見狀,元始長眉微顰,一時之間心中倒是多了兩分詫異。雖然面前這位僅是少女身形,并未長成,但元始倒也并不算太陌生。
畢竟說起來,元始前世雖與她無甚交情,卻與其兄長有點來往……
東華紫府少陽帝君胞妹,妖族東皇太一之妻。在西昆侖所居的瑤池金母,倪舒窈。
只是,昔日元始在紫霄宮第三次講道時所見到的倪舒窈,卻是一位端莊秀麗、落落大方的女仙。立于東皇之側(cè),拂袖排云,眉目之間風(fēng)情無限,與其夫正是郎才女貌、天作之合的一對佳偶。
哪有現(xiàn)在這樣嬌蠻霸道、開口就是呵責(zé)的姿態(tài)?
不過再一想,倪舒窈這樣的態(tài)度卻也算不得什么。此時就連太蒼大劫都未展開,如果他元始沒有前世記憶逼著,此時大概也就是在不周山的結(jié)界中修道品茗,悠然自在罷。
說起來,倪舒窈卻也是一可憐之人,其夫東皇太一隕落于最后一次巫妖大戰(zhàn)之中。一朝天子一朝臣,在玉帝王母入主天庭后,她自然不能再居于瑤池,只能下界另覓居所。
而唯一的女兒龍吉公主,也慘死在封神之戰(zhàn)中,成了天庭被縛之神,脫離封神榜束縛之日遙遙無期。

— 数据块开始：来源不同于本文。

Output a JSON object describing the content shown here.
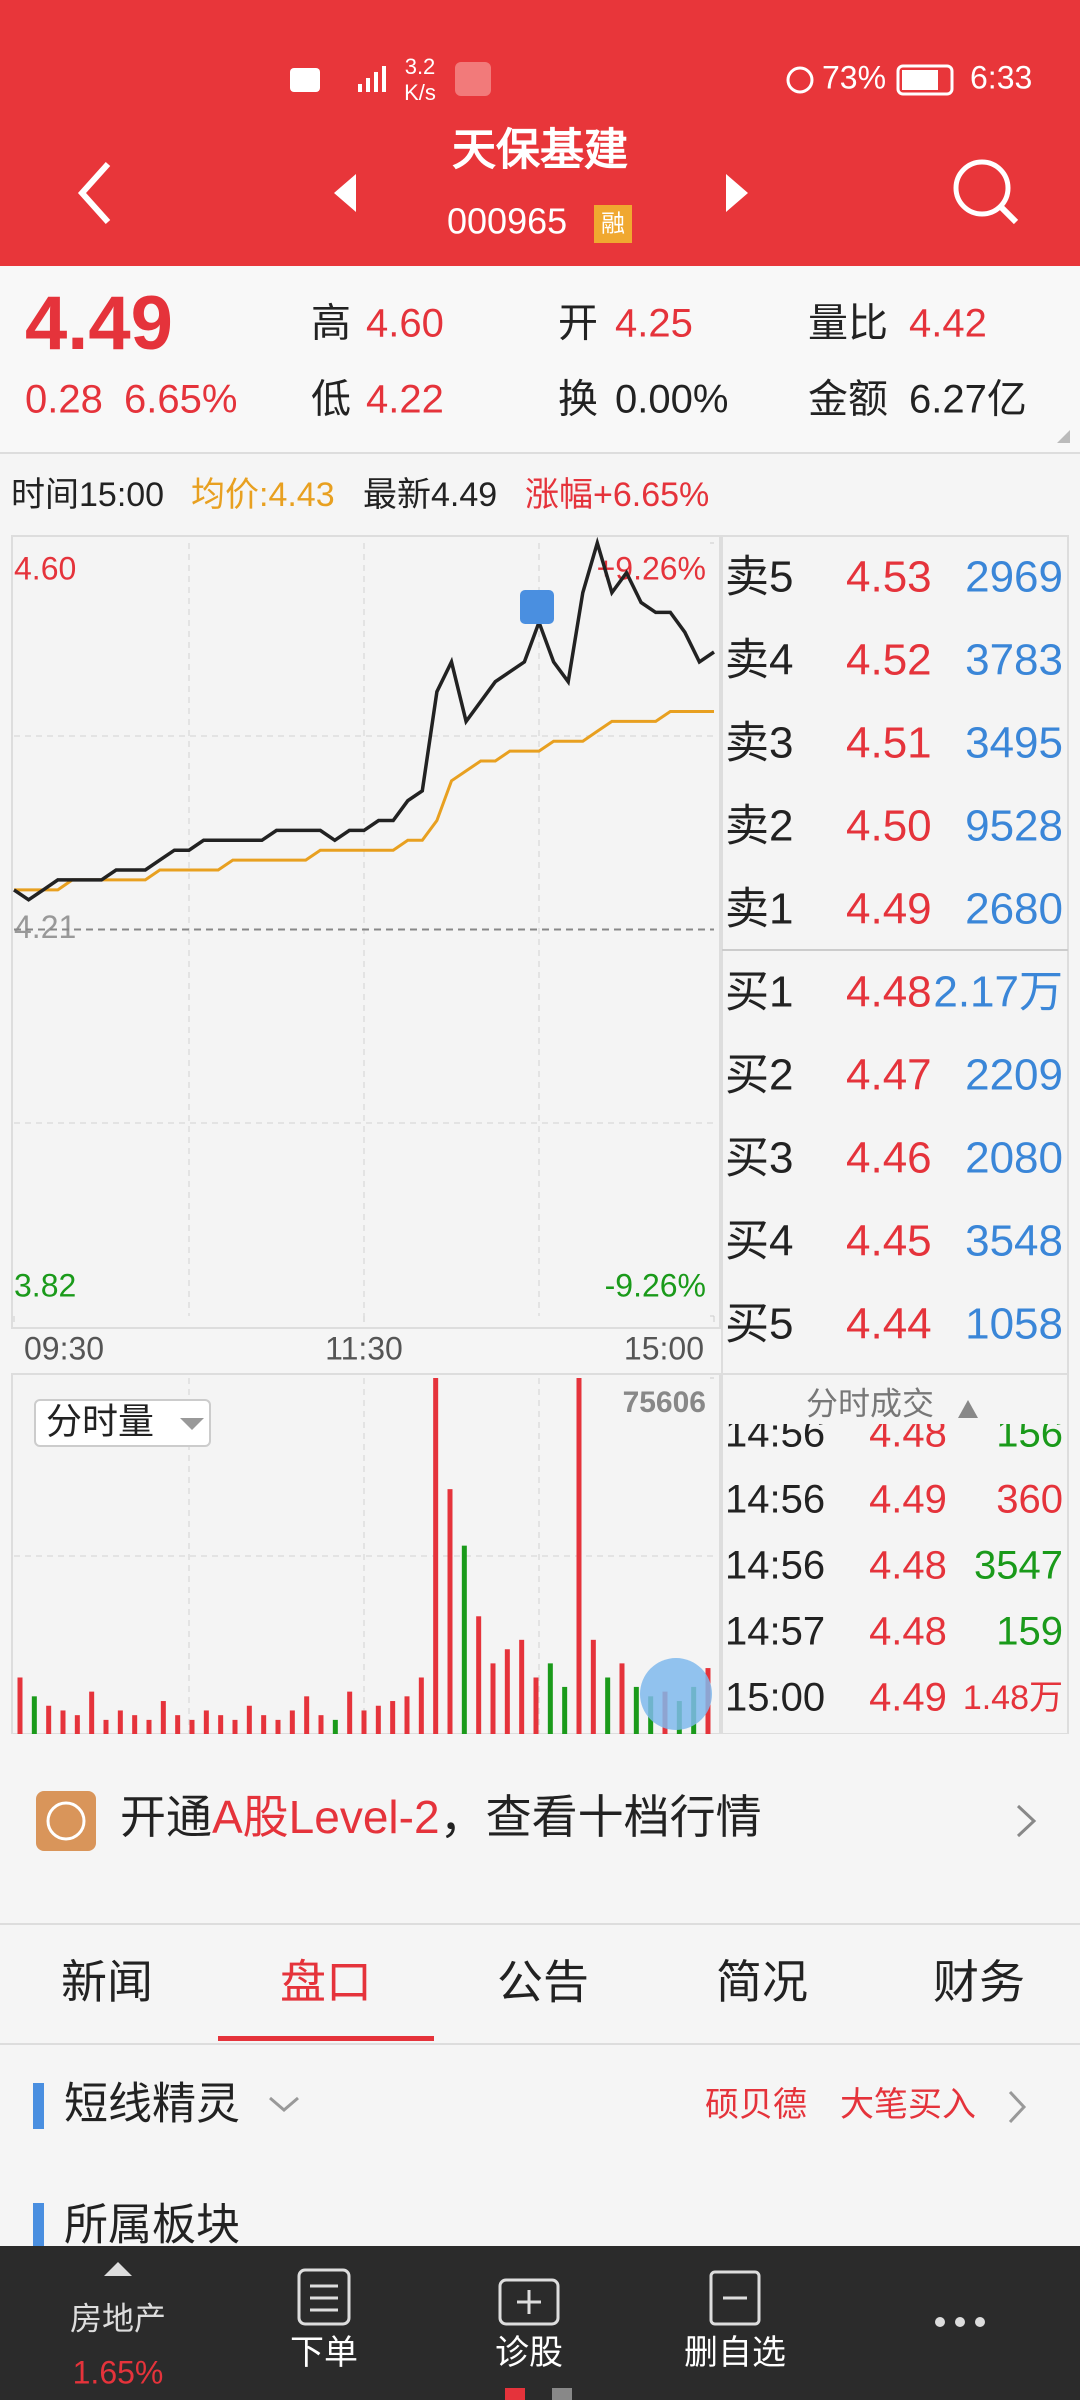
{
  "status_bar": {
    "network_speed": "3.2",
    "speed_unit": "K/s",
    "battery": "73%",
    "time": "6:33"
  },
  "header": {
    "name": "天保基建",
    "code": "000965",
    "badge": "融"
  },
  "quote": {
    "price": "4.49",
    "change": "0.28",
    "change_pct": "6.65%",
    "stats": [
      {
        "label": "高",
        "value": "4.60",
        "color": "#e5333b"
      },
      {
        "label": "低",
        "value": "4.22",
        "color": "#e5333b"
      },
      {
        "label": "开",
        "value": "4.25",
        "color": "#e5333b"
      },
      {
        "label": "换",
        "value": "0.00%",
        "color": "#222222"
      },
      {
        "label": "量比",
        "value": "4.42",
        "color": "#e5333b"
      },
      {
        "label": "金额",
        "value": "6.27亿",
        "color": "#222222"
      }
    ]
  },
  "info_line": [
    {
      "text": "时间15:00",
      "color": "#222222"
    },
    {
      "text": "均价:4.43",
      "color": "#e8a020"
    },
    {
      "text": "最新4.49",
      "color": "#222222"
    },
    {
      "text": "涨幅+6.65%",
      "color": "#e5333b"
    }
  ],
  "chart_data": [
    {
      "type": "line",
      "xlim": [
        0,
        240
      ],
      "xticks": [
        {
          "value": 0,
          "label": "09:30"
        },
        {
          "value": 120,
          "label": "11:30"
        },
        {
          "value": 240,
          "label": "15:00"
        }
      ],
      "ylim": [
        3.82,
        4.6
      ],
      "yticks": [
        3.82,
        4.21,
        {
          "value": 4.6,
          "label": "4.60"
        }
      ],
      "y2lim": [
        -9.26,
        9.26
      ],
      "y2ticks": [
        {
          "value": -9.26,
          "label": "-9.26%"
        },
        {
          "value": 9.26,
          "label": "+9.26%"
        }
      ],
      "up_color": "#e5333b",
      "down_color": "#1a9a1a",
      "x": [
        0,
        5,
        10,
        15,
        20,
        25,
        30,
        35,
        40,
        45,
        50,
        55,
        60,
        65,
        70,
        75,
        80,
        85,
        90,
        95,
        100,
        105,
        110,
        115,
        120,
        125,
        130,
        135,
        140,
        145,
        150,
        155,
        160,
        165,
        170,
        175,
        180,
        185,
        190,
        195,
        200,
        205,
        210,
        215,
        220,
        225,
        230,
        235,
        240
      ],
      "series": [
        {
          "color": "#222222",
          "values": [
            4.25,
            4.24,
            4.25,
            4.26,
            4.26,
            4.26,
            4.26,
            4.27,
            4.27,
            4.27,
            4.28,
            4.29,
            4.29,
            4.3,
            4.3,
            4.3,
            4.3,
            4.3,
            4.31,
            4.31,
            4.31,
            4.31,
            4.3,
            4.31,
            4.31,
            4.32,
            4.32,
            4.34,
            4.35,
            4.45,
            4.48,
            4.42,
            4.44,
            4.46,
            4.47,
            4.48,
            4.52,
            4.48,
            4.46,
            4.55,
            4.6,
            4.55,
            4.57,
            4.54,
            4.53,
            4.53,
            4.51,
            4.48,
            4.49
          ]
        },
        {
          "color": "#e8a020",
          "values": [
            4.25,
            4.25,
            4.25,
            4.25,
            4.26,
            4.26,
            4.26,
            4.26,
            4.26,
            4.26,
            4.27,
            4.27,
            4.27,
            4.27,
            4.27,
            4.28,
            4.28,
            4.28,
            4.28,
            4.28,
            4.28,
            4.29,
            4.29,
            4.29,
            4.29,
            4.29,
            4.29,
            4.3,
            4.3,
            4.32,
            4.36,
            4.37,
            4.38,
            4.38,
            4.39,
            4.39,
            4.39,
            4.4,
            4.4,
            4.4,
            4.41,
            4.42,
            4.42,
            4.42,
            4.42,
            4.43,
            4.43,
            4.43,
            4.43
          ]
        }
      ]
    },
    {
      "type": "bar",
      "title": "分时量",
      "xlim": [
        0,
        240
      ],
      "ylim": [
        0,
        75606
      ],
      "yticks": [
        75606
      ],
      "x": [
        0,
        5,
        10,
        15,
        20,
        25,
        30,
        35,
        40,
        45,
        50,
        55,
        60,
        65,
        70,
        75,
        80,
        85,
        90,
        95,
        100,
        105,
        110,
        115,
        120,
        125,
        130,
        135,
        140,
        145,
        150,
        155,
        160,
        165,
        170,
        175,
        180,
        185,
        190,
        195,
        200,
        205,
        210,
        215,
        220,
        225,
        230,
        235,
        240
      ],
      "values": [
        12000,
        8000,
        6000,
        5000,
        4000,
        9000,
        3000,
        5000,
        4000,
        3000,
        7000,
        4000,
        3000,
        5000,
        4000,
        3000,
        6000,
        4000,
        3000,
        5000,
        8000,
        4000,
        3000,
        9000,
        5000,
        6000,
        7000,
        8000,
        12000,
        75606,
        52000,
        40000,
        25000,
        15000,
        18000,
        20000,
        12000,
        15000,
        10000,
        75606,
        20000,
        12000,
        15000,
        10000,
        8000,
        9000,
        7000,
        10000,
        14000
      ]
    }
  ],
  "order_book": [
    {
      "label": "卖5",
      "price": "4.53",
      "volume": "2969"
    },
    {
      "label": "卖4",
      "price": "4.52",
      "volume": "3783"
    },
    {
      "label": "卖3",
      "price": "4.51",
      "volume": "3495"
    },
    {
      "label": "卖2",
      "price": "4.50",
      "volume": "9528"
    },
    {
      "label": "卖1",
      "price": "4.49",
      "volume": "2680"
    },
    {
      "label": "买1",
      "price": "4.48",
      "volume": "2.17万"
    },
    {
      "label": "买2",
      "price": "4.47",
      "volume": "2209"
    },
    {
      "label": "买3",
      "price": "4.46",
      "volume": "2080"
    },
    {
      "label": "买4",
      "price": "4.45",
      "volume": "3548"
    },
    {
      "label": "买5",
      "price": "4.44",
      "volume": "1058"
    }
  ],
  "trades": {
    "title": "分时成交",
    "rows": [
      {
        "time": "14:56",
        "price": "4.48",
        "volume": "156",
        "color": "#1a9a1a"
      },
      {
        "time": "14:56",
        "price": "4.49",
        "volume": "360",
        "color": "#e5333b"
      },
      {
        "time": "14:56",
        "price": "4.48",
        "volume": "3547",
        "color": "#1a9a1a"
      },
      {
        "time": "14:57",
        "price": "4.48",
        "volume": "159",
        "color": "#1a9a1a"
      },
      {
        "time": "15:00",
        "price": "4.49",
        "volume": "1.48万",
        "color": "#e5333b"
      }
    ]
  },
  "banner": {
    "prefix": "开通",
    "highlight": "A股Level-2",
    "suffix": "，查看十档行情"
  },
  "tabs": {
    "items": [
      "新闻",
      "盘口",
      "公告",
      "简况",
      "财务"
    ],
    "active": 1
  },
  "sections": {
    "title": "短线精灵",
    "links": [
      "硕贝德",
      "大笔买入"
    ],
    "next_title": "所属板块"
  },
  "bottom_nav": {
    "sector": "房地产",
    "sector_change": "1.65%",
    "items": [
      "下单",
      "诊股",
      "删自选"
    ]
  }
}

這樣想著,元始心中的那點不愉又泯滅了下去。元始性傲,這倪舒窈最后也不過就是個混元真仙,現(xiàn)在更是不過是散仙之流,與之計較是丟了元始自己的身份。
只是……任其喝斥,卻也不是元始的風(fēng)格。
但見元始負手而立,眉目之間略帶寒光,啟開秀唇冷聲慢道。“修為不高、口出妄言,而今吾便代你兄長略施薄懲,也讓你知曉:神外有神,天外有天。”
說著,不待倪舒窈再說什么,一道玉清仙光驟然臨身,宛若山巒迎面拍來的沉重威勢,瞬間將其生生拍飛了出去。
“啊!”元始這一記仙光雖無傷其之一,但其中所含勁氣仍舊令倪舒窈感到一陣氣血翻騰,體內(nèi)經(jīng)脈如針細刺。自化形以來安居島上嬌生慣養(yǎng)的倪舒窈怎能受得這般苦楚,當下慘叫出聲。
“小妹!”這時,天邊一道紫虹劃過,柔和清澈的嗓音中飽含著焦慮心急。接下從半空中墜落的妹妹,青年緊張地看著少女微微有些發(fā)白的小臉,連忙一疊聲兒地問著。
那邊兄妹之間正說著話,元始卻在打量著這個前世記憶中的故交。
但見來者姿容豐神如玉,氣度高華,溫潤如玉。烏發(fā)束以金冠,著一襲織繡著暗色圖騰的紫衣華服,腰間配以玉飾,走動之間琳瑯環(huán)佩之音聲聲不絕于耳。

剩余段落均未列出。